Source: Lake Geneva Regional News

Remove Images

Public meeting set for Woods referendum

by Steve Targo

September 19, 2013

GENEVA — The way Woods Administrator Ed Brzinski described it, the reaction has been positive to the school board's $5.55 million referendum project, which voters will approve or deny Nov. 5.

"The reaction we're getting is that it seems to be we're getting a lot for the money," Brzinski said on the phone Sept. 12. "The board has done a good job of getting everything out there. People have been very understanding and very supportive of the board and its efforts."

On Wednesday, Sept. 25, people can learn more about the project, which calls for adding 22,000 square feet to the school, revising the main entrance and revamping the kitchen. The school board's first public information meeting on it is set for 5 to 7 p.m.

If approved, it's expected to cost district taxpayers an extra $56 a year per $100,000 of assessed value.
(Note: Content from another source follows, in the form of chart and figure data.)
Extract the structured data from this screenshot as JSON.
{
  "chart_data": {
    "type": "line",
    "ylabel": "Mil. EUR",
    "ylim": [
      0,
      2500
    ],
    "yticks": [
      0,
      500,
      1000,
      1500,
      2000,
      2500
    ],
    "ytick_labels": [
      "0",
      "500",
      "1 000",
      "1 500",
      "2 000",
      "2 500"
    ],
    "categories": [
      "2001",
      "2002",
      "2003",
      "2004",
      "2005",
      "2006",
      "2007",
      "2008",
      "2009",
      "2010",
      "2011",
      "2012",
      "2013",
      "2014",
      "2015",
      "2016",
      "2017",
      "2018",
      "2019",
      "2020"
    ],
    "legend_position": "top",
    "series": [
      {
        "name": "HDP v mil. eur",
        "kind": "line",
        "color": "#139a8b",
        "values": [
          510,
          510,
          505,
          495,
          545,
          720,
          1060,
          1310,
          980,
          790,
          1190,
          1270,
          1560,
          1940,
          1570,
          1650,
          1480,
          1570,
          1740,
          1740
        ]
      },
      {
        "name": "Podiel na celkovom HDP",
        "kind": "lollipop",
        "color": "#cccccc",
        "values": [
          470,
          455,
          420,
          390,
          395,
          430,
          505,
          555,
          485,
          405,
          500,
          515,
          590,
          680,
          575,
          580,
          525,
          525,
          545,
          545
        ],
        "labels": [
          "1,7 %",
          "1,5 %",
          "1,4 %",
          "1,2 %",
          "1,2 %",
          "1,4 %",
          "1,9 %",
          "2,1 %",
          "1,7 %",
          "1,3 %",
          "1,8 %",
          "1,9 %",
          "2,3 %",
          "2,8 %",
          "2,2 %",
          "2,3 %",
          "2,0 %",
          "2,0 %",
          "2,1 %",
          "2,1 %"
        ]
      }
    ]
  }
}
"Our goal is just to answer any questions the community may have and to just explain the process that we took to get to this point," Brzinski said.
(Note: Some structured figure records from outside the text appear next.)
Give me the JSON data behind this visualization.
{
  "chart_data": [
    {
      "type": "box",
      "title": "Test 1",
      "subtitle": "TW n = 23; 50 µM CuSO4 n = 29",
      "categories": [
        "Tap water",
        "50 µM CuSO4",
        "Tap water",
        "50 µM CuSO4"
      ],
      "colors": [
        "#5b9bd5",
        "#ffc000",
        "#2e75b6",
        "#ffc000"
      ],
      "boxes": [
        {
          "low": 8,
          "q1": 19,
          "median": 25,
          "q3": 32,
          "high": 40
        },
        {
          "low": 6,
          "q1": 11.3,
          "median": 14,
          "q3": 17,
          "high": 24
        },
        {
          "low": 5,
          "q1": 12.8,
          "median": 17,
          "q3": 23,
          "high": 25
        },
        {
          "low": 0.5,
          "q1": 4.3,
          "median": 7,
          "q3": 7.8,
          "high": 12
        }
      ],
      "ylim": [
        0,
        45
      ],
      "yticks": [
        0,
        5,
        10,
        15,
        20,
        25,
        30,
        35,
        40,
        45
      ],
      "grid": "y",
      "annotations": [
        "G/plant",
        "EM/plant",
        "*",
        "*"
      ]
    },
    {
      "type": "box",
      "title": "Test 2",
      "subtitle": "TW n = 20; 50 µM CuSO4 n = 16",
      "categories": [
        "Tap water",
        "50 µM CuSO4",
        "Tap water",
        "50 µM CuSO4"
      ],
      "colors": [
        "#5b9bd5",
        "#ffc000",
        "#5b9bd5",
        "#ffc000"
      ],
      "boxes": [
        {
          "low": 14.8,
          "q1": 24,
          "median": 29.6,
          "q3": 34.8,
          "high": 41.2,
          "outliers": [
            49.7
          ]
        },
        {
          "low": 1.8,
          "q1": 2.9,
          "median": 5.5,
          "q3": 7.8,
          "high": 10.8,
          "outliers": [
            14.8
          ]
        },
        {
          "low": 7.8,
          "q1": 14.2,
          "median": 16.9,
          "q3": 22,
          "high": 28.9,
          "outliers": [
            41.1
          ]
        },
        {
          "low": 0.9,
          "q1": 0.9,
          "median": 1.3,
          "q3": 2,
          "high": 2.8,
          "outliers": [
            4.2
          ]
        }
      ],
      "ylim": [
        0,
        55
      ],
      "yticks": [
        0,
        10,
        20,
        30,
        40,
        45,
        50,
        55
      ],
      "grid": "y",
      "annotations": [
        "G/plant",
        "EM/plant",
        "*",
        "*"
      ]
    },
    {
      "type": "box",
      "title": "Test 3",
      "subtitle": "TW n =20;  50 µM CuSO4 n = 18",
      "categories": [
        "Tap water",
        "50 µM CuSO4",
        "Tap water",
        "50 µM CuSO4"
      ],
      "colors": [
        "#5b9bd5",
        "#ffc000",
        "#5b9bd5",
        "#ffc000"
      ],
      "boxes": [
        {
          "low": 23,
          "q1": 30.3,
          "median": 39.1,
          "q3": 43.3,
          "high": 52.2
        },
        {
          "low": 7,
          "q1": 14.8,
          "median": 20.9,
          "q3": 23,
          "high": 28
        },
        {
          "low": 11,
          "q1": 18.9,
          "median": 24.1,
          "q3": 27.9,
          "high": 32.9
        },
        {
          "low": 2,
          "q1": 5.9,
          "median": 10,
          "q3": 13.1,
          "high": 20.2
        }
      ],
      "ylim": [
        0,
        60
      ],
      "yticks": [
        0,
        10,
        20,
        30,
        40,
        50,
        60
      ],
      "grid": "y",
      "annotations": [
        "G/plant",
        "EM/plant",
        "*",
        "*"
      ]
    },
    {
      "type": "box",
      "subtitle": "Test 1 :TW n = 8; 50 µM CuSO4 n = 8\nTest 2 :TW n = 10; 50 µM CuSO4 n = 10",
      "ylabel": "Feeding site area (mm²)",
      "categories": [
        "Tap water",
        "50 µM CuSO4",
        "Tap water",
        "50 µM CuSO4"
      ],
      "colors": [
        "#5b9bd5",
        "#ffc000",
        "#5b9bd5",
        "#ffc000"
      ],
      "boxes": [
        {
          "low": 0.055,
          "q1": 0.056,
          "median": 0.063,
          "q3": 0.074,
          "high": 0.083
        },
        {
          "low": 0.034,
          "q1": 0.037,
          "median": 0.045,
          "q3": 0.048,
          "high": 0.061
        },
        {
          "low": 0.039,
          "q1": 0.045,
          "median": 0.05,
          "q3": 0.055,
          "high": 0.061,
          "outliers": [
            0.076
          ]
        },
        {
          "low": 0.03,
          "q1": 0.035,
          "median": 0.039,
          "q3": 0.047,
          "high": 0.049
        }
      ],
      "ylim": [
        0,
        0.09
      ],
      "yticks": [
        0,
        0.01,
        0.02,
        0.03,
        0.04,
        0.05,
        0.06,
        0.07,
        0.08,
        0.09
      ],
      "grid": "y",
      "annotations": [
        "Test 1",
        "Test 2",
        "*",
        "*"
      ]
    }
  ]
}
Architect Bill Henry, Elkhorn; a representative from Scherrer Construction, Burlington; and a financial planner are expected to attend. Brzinski said another information meeting is set for Oct. 17, from 6 to 8 p.m.

Brzinski answered some questions about the proposed project in an Aug. 21 interview. He said lack of space and security concerns were chief motivators behind the project, which began when a committee was established December 2011.
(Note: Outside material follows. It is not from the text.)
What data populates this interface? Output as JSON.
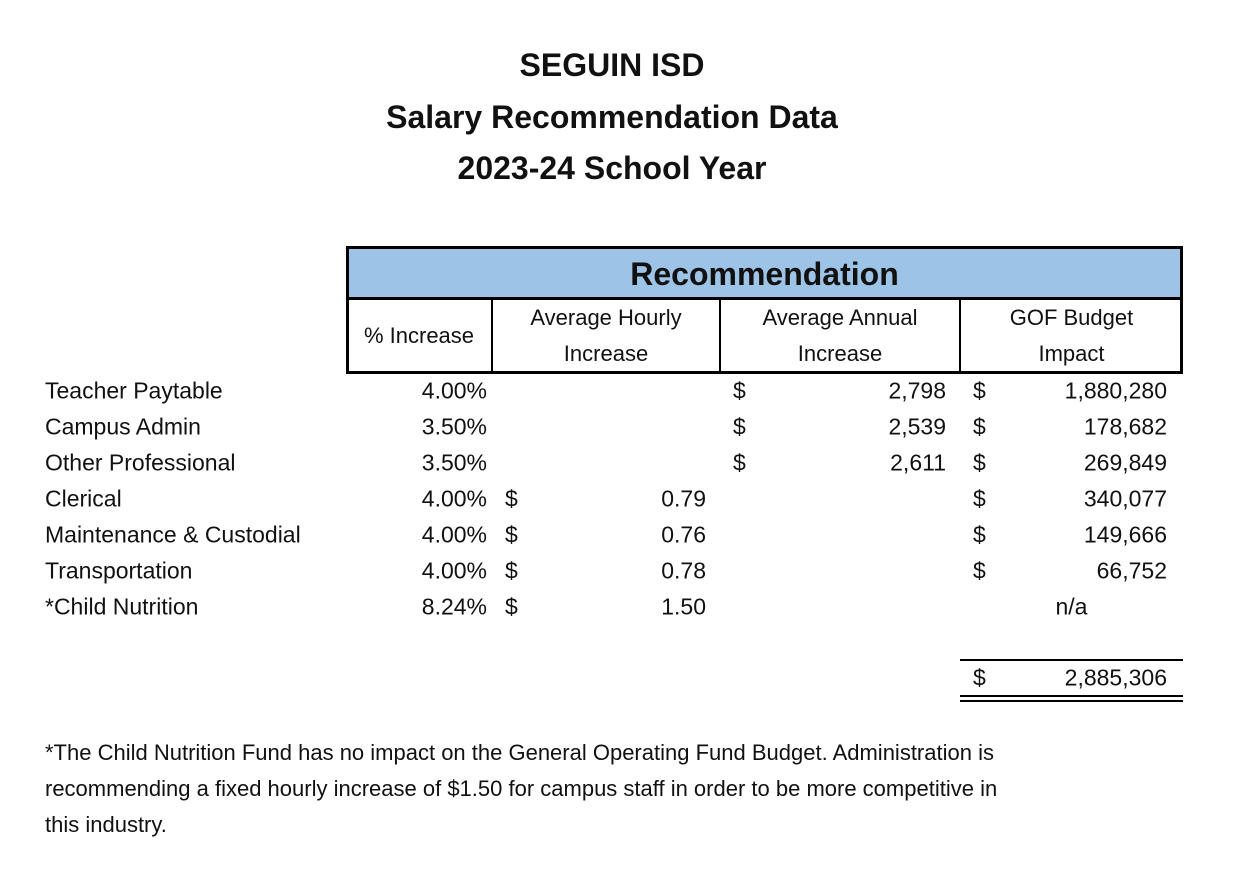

Plans for the referendum project call for building a new, middle school regulation-sized gymnasium. The current gym would then be used as a cafeteria and auditorium.

Despite the beauty of the room itself, the gym is problematic, Brzinski said previously. It's not large enough for sporting functions outside of gym class and they're using it also for classroom space, he said.

On Sept. 12, Brzinski said people haven't questioned the gym aspect of the referendum project.

"I think most people, when you discuss the gym, they've been very supportive about that," he said. "They seem to understand that need very well. If they've ever been to a sporting event here, they know."

The most commonly asked questions, Brzinski said, are about the main entrance and the kitchen.

The project calls for changing the entrance.

Currently, people immediately access the school's main corridor after someone either buzzes them in or opens the door for them.

The project calls for adding another set of double doors to the main corridor, thereby routing people through the main office. That way, visitors can sign in, which is a requirement at the school, Brzinski said previously.

"Even though we tell kids not to open that door, sometimes they might," he said Aug. 21.

"That's the wild card. Students are polite. They might recognize a face (but) we should have control over who enters the building."

The project also calls for upgrading kitchen equipment to meet the requirements of a hot lunch program.

On Sept. 12, Brzinski said people have asked about how the kitchen will look and the future of the lunch program.